Delta Air Lines said Tuesday it is reducing capacity by 15%, implementing a hiring freeze and offering voluntary leave as it deals with the COVID-19 impact.
The airline said it’s cutting international capacity by 20% to 25% and domestic capacity by 10% to 15%, and “will continue to make adjustments to planned capacity as demand trends change.” The pacific region will see a 65% reduction in flights, and Latin America service will be reduced by 5%.
“As the virus has spread, we have seen a decline in demand across all entities,” Delta CEO Ed Bastian said in a statement. “As a result, we have made the difficult, but necessary decision to immediately reduce capacity and are implementing cost reductions and cash flow initiatives across the organization.”
Other cost saving initiatives include parking aircrafts and evaluating early retirements of older aircrafts.
Delta will also be deferring $500 million of capital spending, delaying $500 million of pension funding and suspending its share buyback program.

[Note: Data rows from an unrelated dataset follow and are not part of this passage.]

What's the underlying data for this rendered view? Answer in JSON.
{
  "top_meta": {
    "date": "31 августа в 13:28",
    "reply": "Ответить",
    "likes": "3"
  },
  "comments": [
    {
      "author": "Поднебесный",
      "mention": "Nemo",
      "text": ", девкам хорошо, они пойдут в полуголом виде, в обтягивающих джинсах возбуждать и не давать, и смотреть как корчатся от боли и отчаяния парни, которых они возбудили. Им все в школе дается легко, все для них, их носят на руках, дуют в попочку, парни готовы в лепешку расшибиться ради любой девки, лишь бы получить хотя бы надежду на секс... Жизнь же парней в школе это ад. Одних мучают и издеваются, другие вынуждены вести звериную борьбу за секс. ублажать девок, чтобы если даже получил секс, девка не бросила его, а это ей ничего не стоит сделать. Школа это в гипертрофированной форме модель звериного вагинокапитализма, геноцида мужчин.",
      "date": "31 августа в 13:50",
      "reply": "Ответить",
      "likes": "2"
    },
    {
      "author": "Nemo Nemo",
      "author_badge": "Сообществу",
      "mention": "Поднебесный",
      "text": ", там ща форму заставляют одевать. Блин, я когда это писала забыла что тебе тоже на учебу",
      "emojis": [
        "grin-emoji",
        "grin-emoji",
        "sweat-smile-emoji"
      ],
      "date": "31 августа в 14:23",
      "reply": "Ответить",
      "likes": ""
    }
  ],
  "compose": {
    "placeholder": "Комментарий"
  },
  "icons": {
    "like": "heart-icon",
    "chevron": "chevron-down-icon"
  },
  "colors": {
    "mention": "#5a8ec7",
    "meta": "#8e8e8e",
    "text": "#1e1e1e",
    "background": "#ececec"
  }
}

Delta said the recent fuel price decline provides approximately $2 billion of full-year expense benefit.
“The environment is fluid and trends are changing quickly, but we are well positioned to manage this challenge and are taking actions to ensure that Delta maintains its leadership position and strong financial foundation,” Bastian continued.
Fear of the coronavirus has plagued airline bookings, forcing airlines to slash international and domestic service. JetBlue and United announced similar cuts last week, and were matched by American Airlines Monday.
Delta also became the latest U.S. carrier to implement a broad travel waiver, allowing passengers with tickets to any destination in March and April to change or cancel flights without any penalties.
The waivers apply to passengers with tickets for travel through April 30 that were purchased on or before March 9, as well as customers purchasing flights in March. Canceled flights will receive a voucher for the value of their ticket.
The airline has separate change fee waivers for tickets purchased in March and for travel to Asia and Italy.
Last week, Sen. Richard Blumenthal (D-Conn) sent letters to the CEOs of Delta, United and American, asking them to waive change and cancellation fees for all flights not just flights purchased in March, which while "welcome steps'' are too limited because they only cover travelers buying new plane tickets.
"Airlines should enable consumers to adjust their travel plans – regardless of when those decisions are made or when a passenger’s ticket was purchased,'' he said in the letter to American CEO Doug Parker.
All three major U.S. carriers now have broader waivers in place.